With some effort, she pushed my dead weight legs into position. Philip stood on one side, Jenn on the other. It was the weirdest sensation, not feeling my legs. I reached down and touched my left leg and it felt rubbery.
As the next contraction came, Jenn told me to push as she counted to ten. One breath, then ten more seconds of pushing. Then one last breath, and one more push.
“It looks like your little guy is ‘posterior’.” She explained that meant he was face up, rather than face down, as he should be. “But it does look like it’s about time to push.”
About a half an hour later, when the doctor had been notified and the room was prepared for delivery, the pushing began. Philip took over, counting to ten over and over through each contraction. Since I couldn’t feel anything, I wasn’t sure if I was doing it right. Jenn was encouraging, telling me every few pushes how great I was doing, and to “keep doing exactly what you’re doing.”

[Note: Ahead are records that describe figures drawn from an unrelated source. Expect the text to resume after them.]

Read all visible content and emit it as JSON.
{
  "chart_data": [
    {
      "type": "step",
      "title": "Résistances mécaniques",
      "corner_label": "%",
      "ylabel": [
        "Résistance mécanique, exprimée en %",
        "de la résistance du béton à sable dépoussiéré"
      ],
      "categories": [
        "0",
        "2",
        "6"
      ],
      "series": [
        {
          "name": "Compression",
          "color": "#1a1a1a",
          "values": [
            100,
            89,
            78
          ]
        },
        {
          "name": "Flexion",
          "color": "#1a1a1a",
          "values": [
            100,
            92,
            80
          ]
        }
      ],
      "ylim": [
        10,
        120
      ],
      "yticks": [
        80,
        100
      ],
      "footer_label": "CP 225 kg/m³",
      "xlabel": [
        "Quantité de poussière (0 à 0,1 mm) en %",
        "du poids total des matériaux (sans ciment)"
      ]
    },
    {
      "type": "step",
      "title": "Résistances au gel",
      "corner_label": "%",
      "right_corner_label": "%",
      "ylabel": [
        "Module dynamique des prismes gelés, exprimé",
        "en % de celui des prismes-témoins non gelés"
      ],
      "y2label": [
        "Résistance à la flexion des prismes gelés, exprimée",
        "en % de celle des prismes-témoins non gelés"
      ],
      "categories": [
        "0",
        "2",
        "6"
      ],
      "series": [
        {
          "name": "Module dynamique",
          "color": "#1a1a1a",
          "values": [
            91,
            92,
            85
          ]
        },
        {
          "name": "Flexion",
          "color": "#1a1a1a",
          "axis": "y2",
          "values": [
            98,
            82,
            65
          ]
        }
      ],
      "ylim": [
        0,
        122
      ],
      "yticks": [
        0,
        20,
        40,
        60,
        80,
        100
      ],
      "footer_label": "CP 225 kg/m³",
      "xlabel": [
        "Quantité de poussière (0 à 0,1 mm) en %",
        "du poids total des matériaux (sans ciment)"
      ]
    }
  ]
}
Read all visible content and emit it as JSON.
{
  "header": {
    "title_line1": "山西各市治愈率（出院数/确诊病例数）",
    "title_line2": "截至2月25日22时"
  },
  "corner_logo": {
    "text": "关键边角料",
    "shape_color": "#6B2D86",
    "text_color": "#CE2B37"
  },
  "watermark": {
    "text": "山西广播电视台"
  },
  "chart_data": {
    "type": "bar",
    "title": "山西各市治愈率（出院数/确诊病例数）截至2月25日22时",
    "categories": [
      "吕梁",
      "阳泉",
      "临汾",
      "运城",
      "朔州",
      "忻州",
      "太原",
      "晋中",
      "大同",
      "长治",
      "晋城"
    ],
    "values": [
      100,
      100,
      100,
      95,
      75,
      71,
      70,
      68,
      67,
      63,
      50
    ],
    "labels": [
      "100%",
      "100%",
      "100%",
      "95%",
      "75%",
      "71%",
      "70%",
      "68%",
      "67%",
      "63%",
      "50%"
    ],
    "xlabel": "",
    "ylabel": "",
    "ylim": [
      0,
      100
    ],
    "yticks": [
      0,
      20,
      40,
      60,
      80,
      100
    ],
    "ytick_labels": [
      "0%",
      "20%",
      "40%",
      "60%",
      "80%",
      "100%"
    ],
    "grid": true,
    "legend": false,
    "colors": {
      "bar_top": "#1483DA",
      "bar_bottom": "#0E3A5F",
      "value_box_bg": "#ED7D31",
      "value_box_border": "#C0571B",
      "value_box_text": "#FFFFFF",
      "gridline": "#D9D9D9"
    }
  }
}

During the next forty-five minutes, I continued to push through each contraction, Philip stalwartly standing by my side and counting slowly to ten; every so often he looked over at me and smiled encouragingly, telling me that I was doing great and that every time I pushed he could see the baby’s head – with a full head of hair! Jenn tried to maneuver the baby so he was right side up, but with little success. The most she got was a grab of her finger from our little boy, which was honestly more exciting than anything. It was so surreal, knowing that in just minutes, we would be meeting our little boy.
“Crowning!” Jenn announced, after forty-five minutes of pushing.
She immediately ran into the hallway and called the doctor, who showed up only a minute later. He quickly went to work, preparing all his shiny instruments on a little tray, covering himself with protective plastic gear, and instructing me to follow his every order.
Ten minutes, and about three pushes later, I looked down and saw my baby boy emerge from my body.
“Time of birth?” Asked Doctor Woolsey. “2:44 PM,” Replied Jenn.
A million emotions filled my mind as I watched the nurse pick up my son and place him on my chest. Besides one little cry after his first breath, he was so calm. His sweet hands were tucked up under his chin and his eyes were wide open and so bright. His little round face was perfect with tons of black hair sitting on top of his sweet head.
The next few minutes were a blur as they wiped him down, weighed and measured him, diapered him, and placed him back in my arms. It was incredibly surreal to realize this was our baby. We had actually created this little tiny human!
We spent the next two days in the hospital, constantly staring into the plastic bassinet at our little boy (except at night, since we happily sent him to the nursery both nights so we could get some sleep). There were very few complications, the worst of which was his initial trouble with breastfeeding, but all were solved before our departure on Wednesday afternoon.
This sweet boy has only been in our lives for a few days and already it’s hard to imagine life without him. We cannot stop smiling.